The British National Health Service yesterday agreed to pay for Roche's anti-cancer drug Tarceva (generic name erlotinib), but only after the company dropped its price to the same level as an existing therapeutic option, Sanofi-Aventis' Taxotere. Both are used for advanced lung cancer. That nation's National Institute for Health and Clinical Excellence, which conducts comparative effectiveness analysis, found that Tarceva provided no additional benefits over the existing option even though it cost about $3,700 more, according to a story in this morning's Wall Street Journal.
This news comes on top of another study released yesterday that showed giving lung cancer patients erlotinib in addition to existing drugs provided no additional benefit.
Erlotinib is one of a new class of targeted drugs. It attaches to epidermal growth factor receptor (EGFR) that exists on the surface of all cells, and inhibits cell division. Given the proliferation of EGFRs on fast-growing cancer cells, the theory behind erlotinib is that it would inhibit cancer growth by blocking the rogue cells' ability to divide.
Great theory. Alas, it proved less effective than hoped for once it was tested in a clinical setting. Much has been written about the promise of targeted therapies. Yet the results from clinical trials suggest that for many advanced cancers, these drugs are the therapeutic equivalent of throwing a boulder in the middle of a raging stream. The flow of water may back up for a short while, but the cancer quickly finds its way around the boulder and continues on its destructive path.
Yet companies are betting big on these new targeted therapies. Eli Lilly yesterday agreed to buy Imclone Systems for $6.5 billion. Imclone (yes, the same company that earned Martha Stewart a short stint in the federal pen for insider stock dealing) makes cetuximab, better known by its trade name Erbitux, which is a monoclonal antibody that also targets EGFR. The Food and Drug Administration approved cetuximab for colorectal cancers in 2004.
How good a drug is it that it would fetch such a hefty premium in the stock market? According to the FDA label, the pivotal clinical trials that led to approval showed adding cetuximab to existing chemo regimes that had failed increased the average amount of time before the cancer started growing again from 4.2 months to 5.7 months. Looked at from a population basis, just 23 percent of the 328 patients in the trial responded to the drug.
Though the drug clearly is no slam dunk, even for the quarter of patients who respond, Imclone set a price of $10,000 a month for the drug when it came on the market. Sales are already approaching $2 billion a year, and dozens of clinical trials are underway testing the drug for pancreatic, lung, head and neck and other cancers.

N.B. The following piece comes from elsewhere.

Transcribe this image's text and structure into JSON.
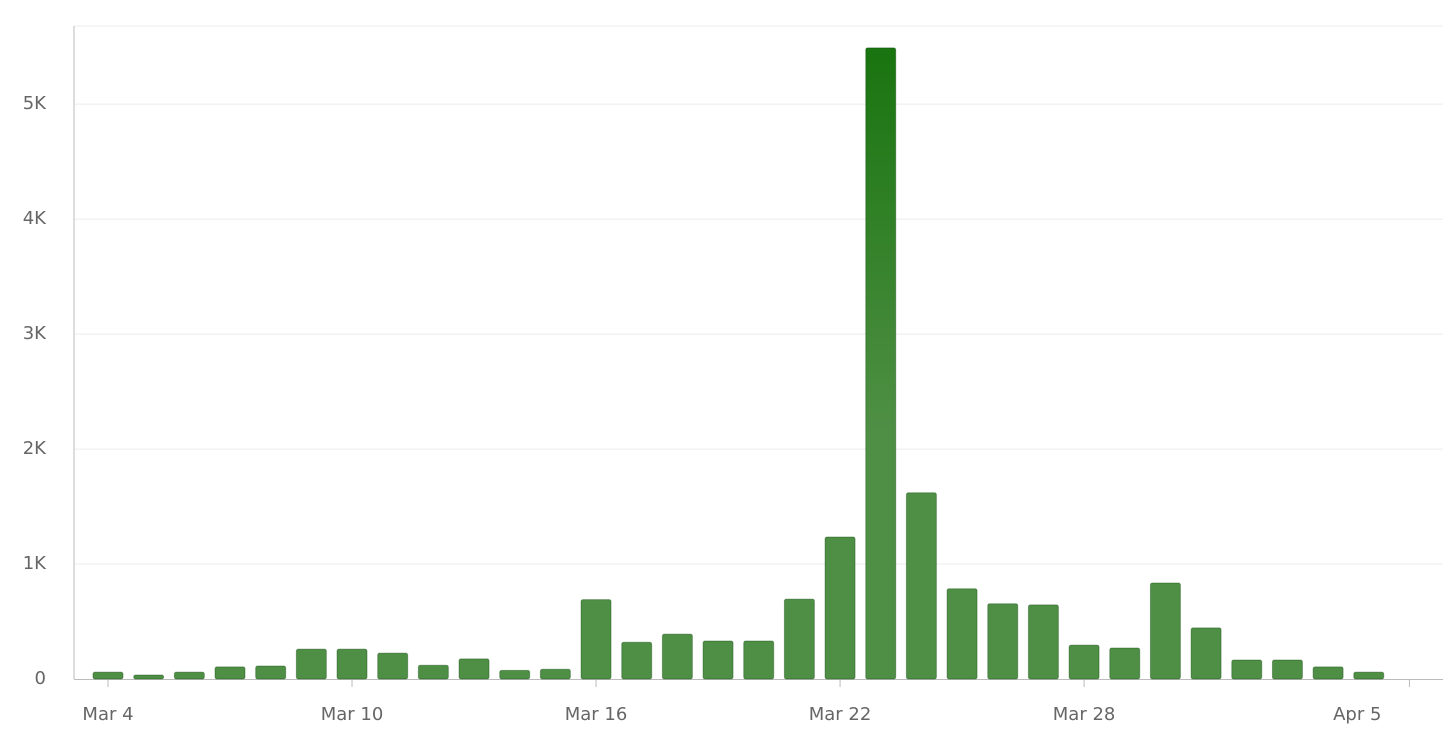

What justifies the high price the company has set on this drug? Clearly, it isn't based on the value of its efficacy. Great Britain has an agency that carefully evaluates the benefits of the drug, provides that information to its paying agency (the government-run National Health Service), which in turn negotiates what it considers a fair price for the drug. In the U.S., none of that exists. There is no agency to evaluate the drug's clinical value. The nation's largest paying insurer -- Medicare -- is prohibited from negotiating a fair price. And insurance companies are under pressure from patient advocacy groups -- most of which are financially supported by the drug companies -- to pay for the drugs no matter what the price.
The rising price of drugs with limited benefits isn't the sole reason why health care costs are skyrocketing out of control. But drug prices are a significant contributor. Until the U.S. creates new institutions and institutional arrangements to fairly evaluate and price drugs, cancer patients -- like Barack Obama's late mother, whose financial struggles as she fought cancer gets mentioned in his latest health care commercial -- will continue to worry about paying the extraordinarily high co-pays on cancer drugs even as they spend the final months of their lives battling the dread disease.
Comments
There is a headlong rush to develop tests to identify molecular predisposing mechanisms (like EGFR), whose presence still does not guarantee that a drug (like Tarceva) will be effective for an individual patient. Nor can they, for any patient or even large group of patients, discriminate the potential for clinical activity among different agents of the same class.
The challenge is to identify which patients targeted treatment will be most effective. Tumors can become resistant to a targeted treatment, or the drug no longer works, even if it has previously been effective in shrinking a tumor. Drugs are combined with existing ones to target the tumor more effectively. But most cancers cannot be effectively treated with targeted drugs alone.
What is needed is to measure the net effect of all processes within the cancer, acting with and against each other in real time, and test living cells actually exposed to drugs and drug combinations of interest. The key to understanding the genome is understanding how cells work. How is the cancer cell being killed regardless of the mechanism.
The major obstacle in controlling cancer drug prices is the widespread inappropriate use of anti-cancer drugs. As the increasing numbers and types of anti-cancer drugs are developed, oncologists become more and more likely to misuse them in their practice.